I would really appreciate a second opinion on something I am attempting to do or perhaps someone can argue against this and direct me towards something more applicable. ( I did dig up this not-very-related post, where this was suggested in the comments Combining Microarray and RNAseq data).
Data: 2 x timeseries RNA-seq datasets. (Cell_line1 and Cell_line2).
Background: I am trying to capture what makes the cells behave the same way across the timeseries and whether there is something drastically different. Basically comparing gene expression trajectories.

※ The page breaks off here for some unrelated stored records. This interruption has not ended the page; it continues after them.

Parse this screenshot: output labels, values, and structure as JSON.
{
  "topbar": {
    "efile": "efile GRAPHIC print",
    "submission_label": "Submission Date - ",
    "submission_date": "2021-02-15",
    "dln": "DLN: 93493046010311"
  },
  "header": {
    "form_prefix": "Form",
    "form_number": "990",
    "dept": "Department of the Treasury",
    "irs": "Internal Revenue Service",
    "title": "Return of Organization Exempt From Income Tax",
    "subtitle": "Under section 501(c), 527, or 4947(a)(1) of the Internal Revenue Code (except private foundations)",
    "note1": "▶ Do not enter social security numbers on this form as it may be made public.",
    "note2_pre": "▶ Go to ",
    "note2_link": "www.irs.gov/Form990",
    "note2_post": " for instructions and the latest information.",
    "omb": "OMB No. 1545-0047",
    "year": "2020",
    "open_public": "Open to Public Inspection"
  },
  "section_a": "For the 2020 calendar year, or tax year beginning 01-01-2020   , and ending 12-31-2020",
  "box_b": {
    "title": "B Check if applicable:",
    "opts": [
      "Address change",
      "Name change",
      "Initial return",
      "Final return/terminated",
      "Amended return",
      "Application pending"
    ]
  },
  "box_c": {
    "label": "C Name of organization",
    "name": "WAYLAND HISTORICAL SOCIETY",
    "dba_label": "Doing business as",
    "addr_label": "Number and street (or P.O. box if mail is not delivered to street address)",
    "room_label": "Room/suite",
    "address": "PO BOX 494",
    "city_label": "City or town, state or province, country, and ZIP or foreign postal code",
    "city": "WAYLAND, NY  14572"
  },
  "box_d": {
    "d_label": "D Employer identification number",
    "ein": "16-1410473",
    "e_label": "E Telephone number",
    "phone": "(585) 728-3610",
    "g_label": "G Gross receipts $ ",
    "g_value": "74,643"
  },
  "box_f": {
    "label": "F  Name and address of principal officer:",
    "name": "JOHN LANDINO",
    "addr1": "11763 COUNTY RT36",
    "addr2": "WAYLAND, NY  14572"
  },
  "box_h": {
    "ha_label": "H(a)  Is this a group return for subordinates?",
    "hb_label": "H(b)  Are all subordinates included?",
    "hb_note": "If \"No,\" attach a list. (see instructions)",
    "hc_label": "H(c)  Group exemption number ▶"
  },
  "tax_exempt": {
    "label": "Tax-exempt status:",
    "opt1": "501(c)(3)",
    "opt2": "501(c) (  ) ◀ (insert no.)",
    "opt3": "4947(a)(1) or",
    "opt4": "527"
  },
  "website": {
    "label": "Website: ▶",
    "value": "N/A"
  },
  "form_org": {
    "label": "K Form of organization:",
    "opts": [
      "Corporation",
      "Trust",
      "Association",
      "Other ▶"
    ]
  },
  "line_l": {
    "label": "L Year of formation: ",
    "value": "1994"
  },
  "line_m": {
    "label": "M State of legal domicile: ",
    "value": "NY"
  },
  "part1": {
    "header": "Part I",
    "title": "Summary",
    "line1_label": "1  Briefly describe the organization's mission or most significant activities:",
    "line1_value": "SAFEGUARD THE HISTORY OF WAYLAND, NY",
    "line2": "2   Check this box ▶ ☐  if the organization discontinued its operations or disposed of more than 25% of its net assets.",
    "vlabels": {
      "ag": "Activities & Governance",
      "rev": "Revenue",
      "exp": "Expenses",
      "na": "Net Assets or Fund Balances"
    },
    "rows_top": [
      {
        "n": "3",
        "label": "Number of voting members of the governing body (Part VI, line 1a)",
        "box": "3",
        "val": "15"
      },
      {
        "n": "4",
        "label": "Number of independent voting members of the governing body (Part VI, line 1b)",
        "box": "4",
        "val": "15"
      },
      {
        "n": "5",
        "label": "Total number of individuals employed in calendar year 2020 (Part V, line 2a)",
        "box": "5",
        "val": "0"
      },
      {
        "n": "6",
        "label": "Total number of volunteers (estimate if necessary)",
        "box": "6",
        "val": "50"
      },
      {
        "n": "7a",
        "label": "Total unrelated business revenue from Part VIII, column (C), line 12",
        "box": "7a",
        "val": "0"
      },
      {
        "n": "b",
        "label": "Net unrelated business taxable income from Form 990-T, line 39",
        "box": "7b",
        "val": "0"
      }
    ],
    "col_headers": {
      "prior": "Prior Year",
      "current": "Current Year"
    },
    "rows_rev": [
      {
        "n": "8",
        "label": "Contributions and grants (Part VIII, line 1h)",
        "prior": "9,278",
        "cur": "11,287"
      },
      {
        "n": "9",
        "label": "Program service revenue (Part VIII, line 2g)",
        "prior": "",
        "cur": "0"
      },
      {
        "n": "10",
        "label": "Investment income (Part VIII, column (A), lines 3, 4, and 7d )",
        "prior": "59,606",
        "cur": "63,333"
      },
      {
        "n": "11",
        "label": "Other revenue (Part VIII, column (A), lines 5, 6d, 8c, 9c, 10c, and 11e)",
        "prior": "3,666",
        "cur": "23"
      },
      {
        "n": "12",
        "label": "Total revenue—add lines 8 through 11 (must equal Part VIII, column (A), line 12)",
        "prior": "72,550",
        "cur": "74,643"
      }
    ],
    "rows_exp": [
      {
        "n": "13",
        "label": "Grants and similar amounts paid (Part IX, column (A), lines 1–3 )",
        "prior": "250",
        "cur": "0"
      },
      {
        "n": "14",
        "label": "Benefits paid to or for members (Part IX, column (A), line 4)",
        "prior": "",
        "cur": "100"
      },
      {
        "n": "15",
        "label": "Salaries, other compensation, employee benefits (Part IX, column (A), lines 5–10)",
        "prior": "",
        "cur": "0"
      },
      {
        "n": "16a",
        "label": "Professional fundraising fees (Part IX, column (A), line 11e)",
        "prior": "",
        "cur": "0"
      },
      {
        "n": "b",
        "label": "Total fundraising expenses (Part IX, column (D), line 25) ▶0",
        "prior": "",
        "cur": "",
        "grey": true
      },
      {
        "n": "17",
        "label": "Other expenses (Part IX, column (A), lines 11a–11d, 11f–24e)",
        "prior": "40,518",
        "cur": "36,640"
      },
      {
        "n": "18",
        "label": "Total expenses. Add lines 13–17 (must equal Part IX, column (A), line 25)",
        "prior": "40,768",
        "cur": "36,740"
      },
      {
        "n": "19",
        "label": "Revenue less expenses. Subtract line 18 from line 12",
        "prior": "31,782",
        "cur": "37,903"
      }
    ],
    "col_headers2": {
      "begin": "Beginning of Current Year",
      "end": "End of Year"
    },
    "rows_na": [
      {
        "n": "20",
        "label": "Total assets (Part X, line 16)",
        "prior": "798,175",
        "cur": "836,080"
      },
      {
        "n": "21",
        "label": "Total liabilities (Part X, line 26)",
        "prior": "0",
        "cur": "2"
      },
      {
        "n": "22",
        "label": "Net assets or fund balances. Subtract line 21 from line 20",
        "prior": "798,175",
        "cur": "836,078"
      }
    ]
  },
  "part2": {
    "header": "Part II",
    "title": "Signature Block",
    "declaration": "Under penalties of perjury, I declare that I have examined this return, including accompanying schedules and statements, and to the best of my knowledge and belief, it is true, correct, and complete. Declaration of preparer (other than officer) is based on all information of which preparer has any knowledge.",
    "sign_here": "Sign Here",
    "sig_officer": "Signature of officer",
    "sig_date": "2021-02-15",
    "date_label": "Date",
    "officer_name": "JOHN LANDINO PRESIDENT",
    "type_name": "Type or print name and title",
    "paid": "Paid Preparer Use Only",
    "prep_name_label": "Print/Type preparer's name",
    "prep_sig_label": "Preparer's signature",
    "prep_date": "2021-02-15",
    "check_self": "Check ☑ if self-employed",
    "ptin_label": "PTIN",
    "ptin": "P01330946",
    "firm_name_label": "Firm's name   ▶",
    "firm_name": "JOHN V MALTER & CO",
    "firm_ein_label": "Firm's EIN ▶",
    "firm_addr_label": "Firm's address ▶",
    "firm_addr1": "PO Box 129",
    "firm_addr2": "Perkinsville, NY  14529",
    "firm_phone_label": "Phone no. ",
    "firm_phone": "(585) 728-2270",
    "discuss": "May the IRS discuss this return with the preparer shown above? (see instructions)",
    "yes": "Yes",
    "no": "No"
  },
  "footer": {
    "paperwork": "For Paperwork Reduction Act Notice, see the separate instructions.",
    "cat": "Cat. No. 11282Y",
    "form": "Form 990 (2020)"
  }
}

Analysis: Analyzed as separate datasets in DESeq2 using LRT to obtain significantly varying genes across the timepoints.
design(Cell_line1) <- ~ condition
Cell_line1_dds <- DESeq(Cell_line1, test="LRT", reduced = ~1)
Result: ~10000 DE genes in Cell_line1, ~5000 DE genes in Cell_line2. ~4000 overlapping DE genes. The first intuitive step to look at differences was to look at non-shared DE genes and characterize these through ORA. However, I noticed that among the 4000 overlapping DE genes there are a few that behave in completely opposite patterns in the cell lines. E.g. in cell_line1 they are up-regulated and in cell-line2 down-regulated.
Question: I wanted to have a more systematic way of identifying among these 4000 shared DE genes the ones that behave similarly between the cell-lines and the ones that do not. So I tried clustering. As these datasets were analyzed separately the best I could come up with in order to compare the expression patterns between them was to subset the VST-transformed and Z-score scaled data-matrices for these 4000 overlapping DE genes, merge these into one matrix, and use for clustering. So the subset of the 4000 genes for Cell_line1 and Cell_line2 were merged into one large matrix. I made a pseudo example of what that looks like, so the first three columns are the scaled VST counts for Cell_line1 and the next three for Cell_line2.
> print(example) Cell_line1_time1 Cell_line1_time2 Cell_line1_time3 Cell_line2_time1 Cell_line2_time2 Cell_line2_time3 gene1 -1.978590 -2.019766 0.9195353 0.8658088 1.0745280 1.0391918 gene2 -1.990042 -1.926219 1.2212178 1.0817830 0.8957532 0.8291394 gene3 -2.052207 -1.944479 0.1934400 0.1990469 1.3369705 1.1660817 gene4 -1.962848 -1.929381 1.1132417 1.0928312 0.9362451 0.9592930 gene5 -2.102807 -1.894731 0.6807321 0.7203357 1.2593390 1.0988770 gene6 -1.967632 -1.946733 1.0209805 0.9119801 1.0010454 1.1305777
The idea behind merging these was that if the patterns are the same they will just mirror each other in the matrix like two cycles of gene expression, but for opposite behaving genes the second half of the matrix will behave differently. I tried various clusterings, k-means seems to be the most interesting (visually. The number of clusters for all clusterings has been a solid guesstimation by looking at the dendogram for hierarchical or the heatmap for k-means. All the other elbow, silhouette and gap methods don't seem to converge on something meaningful, but there definitely is structure in the data). K-means identifies clusters of genes that behave the same way and a single cluster of genes that has completely opposite patterns - exactly what my ideal goal was. But what remains unanswered is if this is an actually valid approach or did I just hack my way through to something cool that is based on invalid assumptions?
If anyone can confirm this OR has other ideas on how to approach this please do share, I'll take any suggestions and criticism on board.
Would a more sound way of tackling this be to cluster them separately and then calculate some similarity between the clusters and have a cutoff what I consider similar, like with Jaccard index (I am just name dropping things I saw on google).